RECENSIONI ED EVENTI
A cura di Maria Cristina Torrisi
A pochi mesi dal grande successo ottenuto durante la Notte Nazionale del Liceo Classico dello scorso marzo, gli studenti del Liceo Classico “Gulli e Pennisi” di Acireale sono tornati in scena, questa volta presso la Villa comunale di Aci Sant’Antonio, per portare la potenza e il dolore della tragedia euripidea attraverso l’adattamento e la regia di Carmelo R. Cannavò, coadiuvato da Grasso Miryam come aiuto regia. Il progetto è stato coordinato dai professori Marco Vinci e Serena Bella.

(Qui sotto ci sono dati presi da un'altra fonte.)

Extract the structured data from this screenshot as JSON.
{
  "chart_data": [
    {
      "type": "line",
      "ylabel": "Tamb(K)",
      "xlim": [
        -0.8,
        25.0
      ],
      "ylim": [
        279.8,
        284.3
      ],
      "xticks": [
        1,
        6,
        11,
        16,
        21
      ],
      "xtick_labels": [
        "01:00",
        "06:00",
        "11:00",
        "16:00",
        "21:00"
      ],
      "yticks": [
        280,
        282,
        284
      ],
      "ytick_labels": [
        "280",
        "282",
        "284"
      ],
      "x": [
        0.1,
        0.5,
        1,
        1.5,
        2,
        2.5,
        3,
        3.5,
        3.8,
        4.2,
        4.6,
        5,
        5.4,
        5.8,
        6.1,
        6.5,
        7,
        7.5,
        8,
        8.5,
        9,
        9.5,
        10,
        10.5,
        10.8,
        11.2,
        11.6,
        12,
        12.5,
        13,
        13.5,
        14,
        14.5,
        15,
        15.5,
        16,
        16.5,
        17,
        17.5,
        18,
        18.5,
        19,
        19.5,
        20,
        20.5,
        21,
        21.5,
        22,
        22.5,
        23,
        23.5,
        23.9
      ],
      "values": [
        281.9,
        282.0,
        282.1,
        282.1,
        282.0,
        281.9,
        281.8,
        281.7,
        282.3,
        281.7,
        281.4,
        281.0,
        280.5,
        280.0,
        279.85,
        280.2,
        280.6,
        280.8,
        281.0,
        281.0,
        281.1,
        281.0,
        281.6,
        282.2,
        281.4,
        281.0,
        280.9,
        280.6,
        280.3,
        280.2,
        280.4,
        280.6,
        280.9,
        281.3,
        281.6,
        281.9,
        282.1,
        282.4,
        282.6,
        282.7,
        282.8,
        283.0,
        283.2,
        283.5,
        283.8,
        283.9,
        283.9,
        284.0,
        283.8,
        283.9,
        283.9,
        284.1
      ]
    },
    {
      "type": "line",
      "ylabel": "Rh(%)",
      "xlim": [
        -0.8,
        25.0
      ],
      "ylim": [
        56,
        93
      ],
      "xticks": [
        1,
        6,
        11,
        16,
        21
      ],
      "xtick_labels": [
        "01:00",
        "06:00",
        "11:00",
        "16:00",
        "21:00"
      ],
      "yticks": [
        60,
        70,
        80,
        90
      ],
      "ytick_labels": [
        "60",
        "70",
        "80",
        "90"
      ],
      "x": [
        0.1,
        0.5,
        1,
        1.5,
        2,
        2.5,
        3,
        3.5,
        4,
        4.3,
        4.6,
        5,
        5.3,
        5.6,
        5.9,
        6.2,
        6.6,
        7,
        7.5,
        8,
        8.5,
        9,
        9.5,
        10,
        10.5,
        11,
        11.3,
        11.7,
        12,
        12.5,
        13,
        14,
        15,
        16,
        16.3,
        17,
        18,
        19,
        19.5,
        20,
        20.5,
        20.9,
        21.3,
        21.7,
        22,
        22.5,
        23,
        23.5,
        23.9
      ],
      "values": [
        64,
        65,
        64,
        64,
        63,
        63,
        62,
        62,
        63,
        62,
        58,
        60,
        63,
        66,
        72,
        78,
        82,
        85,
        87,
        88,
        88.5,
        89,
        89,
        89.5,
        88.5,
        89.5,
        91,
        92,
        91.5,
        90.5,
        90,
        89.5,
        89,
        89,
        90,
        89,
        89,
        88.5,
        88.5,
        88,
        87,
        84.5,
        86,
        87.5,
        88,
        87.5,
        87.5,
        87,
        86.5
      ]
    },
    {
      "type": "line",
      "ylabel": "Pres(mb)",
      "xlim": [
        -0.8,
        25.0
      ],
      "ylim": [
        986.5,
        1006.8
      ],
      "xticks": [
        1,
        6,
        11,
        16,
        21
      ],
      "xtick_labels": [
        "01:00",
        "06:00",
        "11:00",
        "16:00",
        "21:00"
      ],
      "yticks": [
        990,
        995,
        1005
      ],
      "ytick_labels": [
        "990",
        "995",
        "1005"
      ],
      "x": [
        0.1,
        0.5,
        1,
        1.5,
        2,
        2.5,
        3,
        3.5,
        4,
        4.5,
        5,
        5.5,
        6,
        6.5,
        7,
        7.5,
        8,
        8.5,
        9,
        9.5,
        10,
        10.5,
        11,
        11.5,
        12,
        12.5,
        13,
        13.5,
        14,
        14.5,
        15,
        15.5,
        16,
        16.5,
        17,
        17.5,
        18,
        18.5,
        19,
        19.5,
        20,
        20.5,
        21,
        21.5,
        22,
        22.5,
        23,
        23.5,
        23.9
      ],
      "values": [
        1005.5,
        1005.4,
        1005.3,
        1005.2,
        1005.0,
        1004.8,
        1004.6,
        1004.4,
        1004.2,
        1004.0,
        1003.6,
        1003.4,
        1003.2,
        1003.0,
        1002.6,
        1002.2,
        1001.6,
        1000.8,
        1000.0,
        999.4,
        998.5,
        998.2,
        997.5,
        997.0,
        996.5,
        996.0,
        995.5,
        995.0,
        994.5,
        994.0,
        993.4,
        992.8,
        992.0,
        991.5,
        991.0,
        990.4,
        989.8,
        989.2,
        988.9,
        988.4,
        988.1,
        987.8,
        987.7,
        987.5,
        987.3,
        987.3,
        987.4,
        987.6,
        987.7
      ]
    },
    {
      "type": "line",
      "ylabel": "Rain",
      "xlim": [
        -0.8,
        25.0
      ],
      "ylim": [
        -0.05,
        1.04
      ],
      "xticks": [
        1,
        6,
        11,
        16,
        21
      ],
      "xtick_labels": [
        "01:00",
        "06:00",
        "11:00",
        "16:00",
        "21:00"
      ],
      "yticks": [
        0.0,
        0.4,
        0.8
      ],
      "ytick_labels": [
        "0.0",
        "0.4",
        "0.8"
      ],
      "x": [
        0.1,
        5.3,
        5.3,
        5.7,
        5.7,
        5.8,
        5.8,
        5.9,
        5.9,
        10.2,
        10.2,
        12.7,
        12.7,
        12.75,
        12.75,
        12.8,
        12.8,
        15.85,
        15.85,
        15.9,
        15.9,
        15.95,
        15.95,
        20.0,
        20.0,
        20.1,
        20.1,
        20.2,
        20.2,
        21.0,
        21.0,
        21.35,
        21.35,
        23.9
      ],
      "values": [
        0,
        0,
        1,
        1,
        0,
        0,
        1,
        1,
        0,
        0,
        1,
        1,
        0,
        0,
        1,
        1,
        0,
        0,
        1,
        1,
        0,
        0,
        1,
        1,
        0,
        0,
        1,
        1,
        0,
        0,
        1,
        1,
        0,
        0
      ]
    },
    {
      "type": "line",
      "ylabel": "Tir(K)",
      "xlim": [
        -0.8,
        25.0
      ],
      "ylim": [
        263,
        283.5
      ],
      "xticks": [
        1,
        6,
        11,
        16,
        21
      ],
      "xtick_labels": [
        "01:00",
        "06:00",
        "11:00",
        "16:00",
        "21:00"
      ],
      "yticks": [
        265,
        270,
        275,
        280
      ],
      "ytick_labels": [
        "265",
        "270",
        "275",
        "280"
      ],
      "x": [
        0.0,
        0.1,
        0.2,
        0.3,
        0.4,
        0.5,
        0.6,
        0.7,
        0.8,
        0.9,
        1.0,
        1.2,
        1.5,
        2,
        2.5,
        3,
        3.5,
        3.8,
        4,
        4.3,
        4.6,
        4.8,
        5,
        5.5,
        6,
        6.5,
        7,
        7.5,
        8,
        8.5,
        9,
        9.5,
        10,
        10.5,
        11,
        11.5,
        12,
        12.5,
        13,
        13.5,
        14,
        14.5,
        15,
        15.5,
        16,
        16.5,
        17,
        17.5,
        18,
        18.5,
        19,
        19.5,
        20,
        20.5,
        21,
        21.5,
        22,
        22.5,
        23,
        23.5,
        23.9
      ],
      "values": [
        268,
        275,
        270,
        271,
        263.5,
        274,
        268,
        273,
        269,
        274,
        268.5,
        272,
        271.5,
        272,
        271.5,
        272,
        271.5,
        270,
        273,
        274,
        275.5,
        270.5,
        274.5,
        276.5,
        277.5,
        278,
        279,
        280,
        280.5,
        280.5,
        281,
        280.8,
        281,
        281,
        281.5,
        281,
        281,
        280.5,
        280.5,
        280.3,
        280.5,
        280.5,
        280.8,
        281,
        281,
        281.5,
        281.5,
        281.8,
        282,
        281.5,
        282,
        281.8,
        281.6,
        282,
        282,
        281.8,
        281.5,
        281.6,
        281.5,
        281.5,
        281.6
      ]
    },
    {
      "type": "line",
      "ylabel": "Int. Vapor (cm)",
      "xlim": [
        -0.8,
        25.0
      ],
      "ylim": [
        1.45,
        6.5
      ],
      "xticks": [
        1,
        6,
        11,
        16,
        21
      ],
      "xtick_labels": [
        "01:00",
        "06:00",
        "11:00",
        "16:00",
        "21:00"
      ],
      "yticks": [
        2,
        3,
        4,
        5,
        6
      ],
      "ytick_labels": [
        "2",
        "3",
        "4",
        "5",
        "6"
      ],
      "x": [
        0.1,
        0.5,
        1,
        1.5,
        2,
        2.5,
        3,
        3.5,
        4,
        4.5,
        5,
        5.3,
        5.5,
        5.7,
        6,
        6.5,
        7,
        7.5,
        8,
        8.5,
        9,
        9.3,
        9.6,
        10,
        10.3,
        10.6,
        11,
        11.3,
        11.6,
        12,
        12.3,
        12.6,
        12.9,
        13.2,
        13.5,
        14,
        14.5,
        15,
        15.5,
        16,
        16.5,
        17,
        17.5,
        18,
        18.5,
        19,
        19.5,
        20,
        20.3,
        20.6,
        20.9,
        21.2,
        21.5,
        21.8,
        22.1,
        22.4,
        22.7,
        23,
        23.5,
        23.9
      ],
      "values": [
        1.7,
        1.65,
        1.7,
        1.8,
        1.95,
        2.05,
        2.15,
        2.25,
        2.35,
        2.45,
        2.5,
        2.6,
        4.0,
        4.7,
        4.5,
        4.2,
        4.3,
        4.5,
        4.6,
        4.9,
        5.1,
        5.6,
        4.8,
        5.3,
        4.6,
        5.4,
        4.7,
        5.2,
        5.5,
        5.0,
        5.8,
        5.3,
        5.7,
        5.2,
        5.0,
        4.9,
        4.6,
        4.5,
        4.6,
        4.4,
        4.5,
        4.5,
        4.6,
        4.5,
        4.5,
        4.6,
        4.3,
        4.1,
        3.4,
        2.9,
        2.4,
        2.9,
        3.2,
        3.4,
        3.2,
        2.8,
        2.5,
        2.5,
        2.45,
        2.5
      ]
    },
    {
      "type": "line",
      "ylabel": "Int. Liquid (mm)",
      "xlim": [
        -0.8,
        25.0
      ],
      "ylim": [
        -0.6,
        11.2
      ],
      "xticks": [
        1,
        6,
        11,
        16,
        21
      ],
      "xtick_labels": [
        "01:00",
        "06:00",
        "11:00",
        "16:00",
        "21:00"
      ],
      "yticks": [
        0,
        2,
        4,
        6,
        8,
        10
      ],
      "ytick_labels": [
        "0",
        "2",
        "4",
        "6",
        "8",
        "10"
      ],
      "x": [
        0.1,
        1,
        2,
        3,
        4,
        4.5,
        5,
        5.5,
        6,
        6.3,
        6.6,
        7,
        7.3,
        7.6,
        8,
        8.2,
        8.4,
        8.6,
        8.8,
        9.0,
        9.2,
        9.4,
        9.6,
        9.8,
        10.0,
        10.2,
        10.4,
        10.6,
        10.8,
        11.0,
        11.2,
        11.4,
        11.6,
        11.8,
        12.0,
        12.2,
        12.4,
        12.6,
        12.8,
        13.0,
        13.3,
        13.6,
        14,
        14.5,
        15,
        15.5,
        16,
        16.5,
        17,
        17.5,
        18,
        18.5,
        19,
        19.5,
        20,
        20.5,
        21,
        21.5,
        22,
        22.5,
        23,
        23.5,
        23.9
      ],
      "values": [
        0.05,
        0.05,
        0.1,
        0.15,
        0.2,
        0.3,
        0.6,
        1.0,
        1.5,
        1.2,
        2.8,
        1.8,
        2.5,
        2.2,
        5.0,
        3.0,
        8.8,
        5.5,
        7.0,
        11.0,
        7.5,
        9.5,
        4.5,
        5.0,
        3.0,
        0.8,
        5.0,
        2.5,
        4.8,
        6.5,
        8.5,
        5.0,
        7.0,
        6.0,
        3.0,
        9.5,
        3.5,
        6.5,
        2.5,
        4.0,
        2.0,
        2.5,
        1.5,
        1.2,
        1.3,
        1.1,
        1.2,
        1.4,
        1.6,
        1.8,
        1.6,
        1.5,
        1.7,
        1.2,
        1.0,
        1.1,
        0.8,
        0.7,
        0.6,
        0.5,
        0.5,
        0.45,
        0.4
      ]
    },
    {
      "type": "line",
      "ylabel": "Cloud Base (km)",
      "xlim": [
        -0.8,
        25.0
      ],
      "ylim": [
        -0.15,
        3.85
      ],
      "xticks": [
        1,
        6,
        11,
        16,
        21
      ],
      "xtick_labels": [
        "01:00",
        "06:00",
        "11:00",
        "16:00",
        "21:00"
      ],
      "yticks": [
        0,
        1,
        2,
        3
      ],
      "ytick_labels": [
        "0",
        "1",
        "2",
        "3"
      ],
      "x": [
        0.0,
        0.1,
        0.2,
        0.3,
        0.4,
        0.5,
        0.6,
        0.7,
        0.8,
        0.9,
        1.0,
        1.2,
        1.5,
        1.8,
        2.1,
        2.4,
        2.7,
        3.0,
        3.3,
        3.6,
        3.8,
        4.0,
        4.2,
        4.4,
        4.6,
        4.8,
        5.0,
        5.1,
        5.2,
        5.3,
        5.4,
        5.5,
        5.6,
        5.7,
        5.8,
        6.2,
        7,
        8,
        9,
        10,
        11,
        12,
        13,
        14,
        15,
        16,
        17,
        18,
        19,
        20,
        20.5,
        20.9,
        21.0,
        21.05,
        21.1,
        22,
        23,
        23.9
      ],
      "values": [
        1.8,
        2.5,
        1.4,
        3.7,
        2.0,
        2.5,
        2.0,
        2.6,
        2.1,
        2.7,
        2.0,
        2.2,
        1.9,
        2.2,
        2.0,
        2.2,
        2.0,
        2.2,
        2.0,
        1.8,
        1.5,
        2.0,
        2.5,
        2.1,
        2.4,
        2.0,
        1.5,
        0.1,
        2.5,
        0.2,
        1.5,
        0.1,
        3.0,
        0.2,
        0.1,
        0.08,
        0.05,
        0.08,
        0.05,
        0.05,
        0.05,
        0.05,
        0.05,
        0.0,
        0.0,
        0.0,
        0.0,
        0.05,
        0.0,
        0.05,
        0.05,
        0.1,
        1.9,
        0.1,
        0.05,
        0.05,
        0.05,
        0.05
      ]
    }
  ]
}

La replica, fortemente voluta dal Sindaco di Aci Sant’Antonio, ha confermato la forza di una messinscena per nulla scontata, capace di trasformare il classico euripideo in un monito bruciante per il presente.
Lo spettacolo ha rappresentato una sfida artistica e civile di alto livello. La recitazione dei giovani attori ha sorpreso per la maturità dimostrata dagli stessi, capaci di infondere vita a una tragedia che attraversa i secoli per parlare, con sconcertante attualità, alla nostra epoca.

La messa in scena ha operato un efficace salto temporale, attualizzando il tema della guerra e della sofferenza universale delle madri che, in ogni tempo e sotto ogni cielo, vedono i propri figli strappati alla vita. La scelta dei costumi e l’interpretazione non hanno lasciato spazio a dubbi: la tragedia di Troia è la tragedia del mondo contemporaneo. La crudeltà, purtroppo, si perpetua immutata nella storia: bambini uccisi affinché non diventino adulti, vittime di un meccanismo di violenza che l’uomo, pur conoscendo gli orrori del passato, sembra destinato a ripetere.


“È giustificabile la violenza in nome della pace?”
Questa è la domanda che, attraverso le voci degli attori che si sono mossi tra il pubblico, ha scosso le coscienze dei presenti. Un interrogativo che ha aperto una riflessione profonda sulle “strategie di comunicazione” e sull'”arte della retorica”, utilizzata dalla politica per giustificare l’orrore. Il pubblico,tra le fila della platea, ha reagito con commozione e partecipazione, percependo nitidamente come lo spettacolo non fosse una semplice rappresentazione, ma un atto di denuncia contro ogni forma di schiavitù e sopruso.

Il momento culminante ha visto la messa in scena di una fine straziante, segnata da un canto lirico della morte che si è levato tra scenografiche immagini di fiamme, metafora di una distruzione che, purtroppo, continua a segnare il nostro presente. Un finale potente, capace di lasciare un segno indelebile, a dimostrazione che, ancora oggi, il teatro rimane lo specchio più fedele e necessario dell’umanità.